Leverage Classifier: Another Look at Support Vector Machine

IF 1.2 3区数学 Q2 STATISTICS & PROBABILITY

Statistica Sinica Pub Date : 2023-08-23 DOI:10.5705/ss.202023.0124

Yixin Han, Jun Yu, Nan Zhang, Cheng Meng, Ping Ma, Wenxuan Zhong, Changliang Zou

引用次数: 0

Abstract

Support vector machine (SVM) is a popular classifier known for accuracy, flexibility, and robustness. However, its intensive computation has hindered its application to large-scale datasets. In this paper, we propose a new optimal leverage classifier based on linear SVM under a nonseparable setting. Our classifier aims to select an informative subset of the training sample to reduce data size, enabling efficient computation while maintaining high accuracy. We take a novel view of SVM under the general subsampling framework and rigorously investigate the statistical properties. We propose a two-step subsampling procedure consisting of a pilot estimation of the optimal subsampling probabilities and a subsampling step to construct the classifier. We develop a new Bahadur representation of the SVM coefficients and derive unconditional asymptotic distribution and optimal subsampling probabilities without giving the full sample. Numerical results demonstrate that our classifiers outperform the existing methods in terms of estimation, computation, and prediction.

查看原文本刊更多论文

杠杆分类器:另看支持向量机

支持向量机（SVM）是一种流行的分类器，以其准确性、灵活性和鲁棒性而闻名。然而，其密集的计算阻碍了其在大规模数据集中的应用。在本文中，我们提出了一种新的基于线性SVM的不可分离设置下的最优杠杆分类器。我们的分类器旨在选择训练样本的信息子集，以减少数据大小，在保持高精度的同时实现高效计算。我们在一般的子采样框架下对支持向量机提出了一种新的观点，并严格研究了其统计特性。我们提出了一种两步子采样过程，包括最优子采样概率的导频估计和构造分类器的子采样步骤。我们开发了SVM系数的新的Bahadur表示，并在不给出全样本的情况下导出了无条件渐近分布和最优子采样概率。数值结果表明，我们的分类器在估计、计算和预测方面优于现有的方法。

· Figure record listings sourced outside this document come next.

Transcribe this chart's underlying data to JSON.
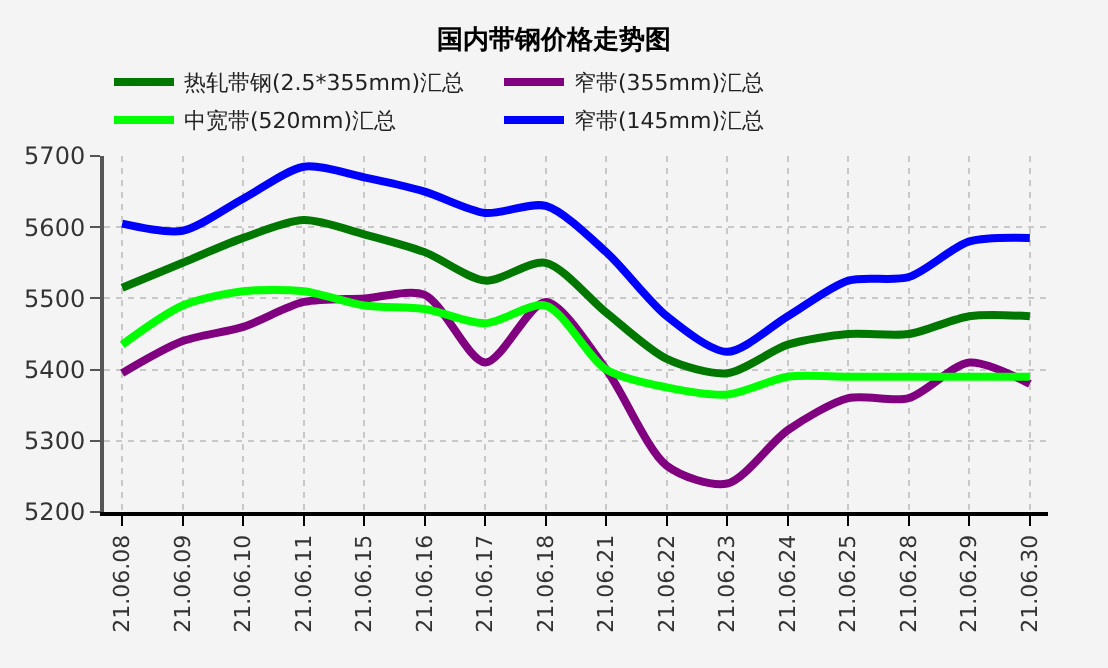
{
  "chart_data": {
    "type": "line",
    "title": "国内带钢价格走势图",
    "categories": [
      "21.06.08",
      "21.06.09",
      "21.06.10",
      "21.06.11",
      "21.06.15",
      "21.06.16",
      "21.06.17",
      "21.06.18",
      "21.06.21",
      "21.06.22",
      "21.06.23",
      "21.06.24",
      "21.06.25",
      "21.06.28",
      "21.06.29",
      "21.06.30"
    ],
    "series": [
      {
        "name": "热轧带钢(2.5*355mm)汇总",
        "color": "#007800",
        "values": [
          5515,
          5550,
          5585,
          5610,
          5590,
          5565,
          5525,
          5550,
          5480,
          5415,
          5395,
          5435,
          5450,
          5450,
          5475,
          5475
        ]
      },
      {
        "name": "窄带(355mm)汇总",
        "color": "#800080",
        "values": [
          5395,
          5440,
          5460,
          5495,
          5500,
          5505,
          5410,
          5495,
          5400,
          5265,
          5240,
          5315,
          5360,
          5360,
          5410,
          5380
        ]
      },
      {
        "name": "中宽带(520mm)汇总",
        "color": "#00ff00",
        "values": [
          5435,
          5490,
          5510,
          5510,
          5490,
          5485,
          5465,
          5490,
          5400,
          5375,
          5365,
          5390,
          5390,
          5390,
          5390,
          5390
        ]
      },
      {
        "name": "窄带(145mm)汇总",
        "color": "#0000ff",
        "values": [
          5605,
          5595,
          5640,
          5685,
          5670,
          5650,
          5620,
          5630,
          5565,
          5475,
          5425,
          5475,
          5525,
          5530,
          5580,
          5585
        ]
      }
    ],
    "ylim": [
      5200,
      5700
    ],
    "yticks": [
      5200,
      5300,
      5400,
      5500,
      5600,
      5700
    ],
    "grid": true,
    "legend": "top",
    "marker": "none",
    "line_style": "solid"
  }
}
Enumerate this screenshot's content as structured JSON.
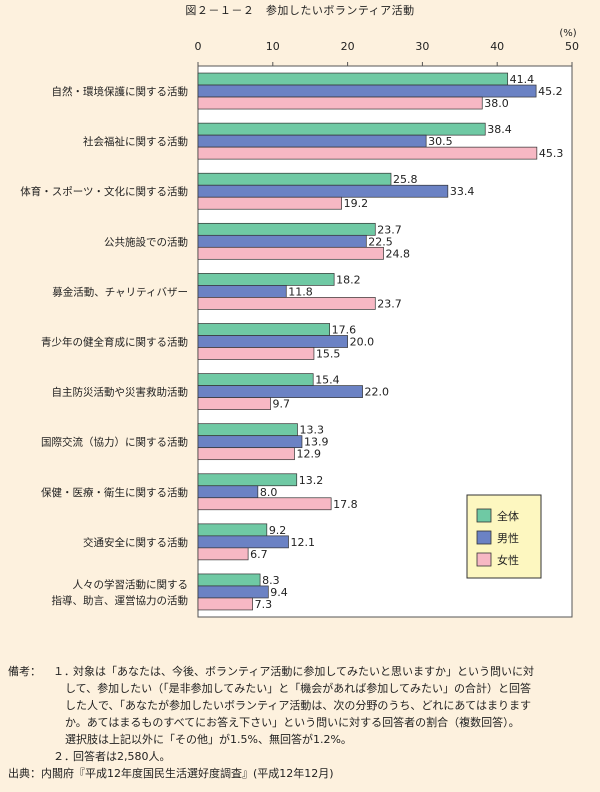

本文章由计算机程序翻译，如有差异，请以英文原文为准。

求助全文

约1分钟内获得全文求助全文

来源期刊

Statistica Sinica 数学-统计学与概率论

CiteScore

2.10

自引率

0.00%

发文量

审稿时长

10.5 months

期刊介绍： Statistica Sinica aims to meet the needs of statisticians in a rapidly changing world. It provides a forum for the publication of innovative work of high quality in all areas of statistics, including theory, methodology and applications. The journal encourages the development and principled use of statistical methodology that is relevant for society, science and technology.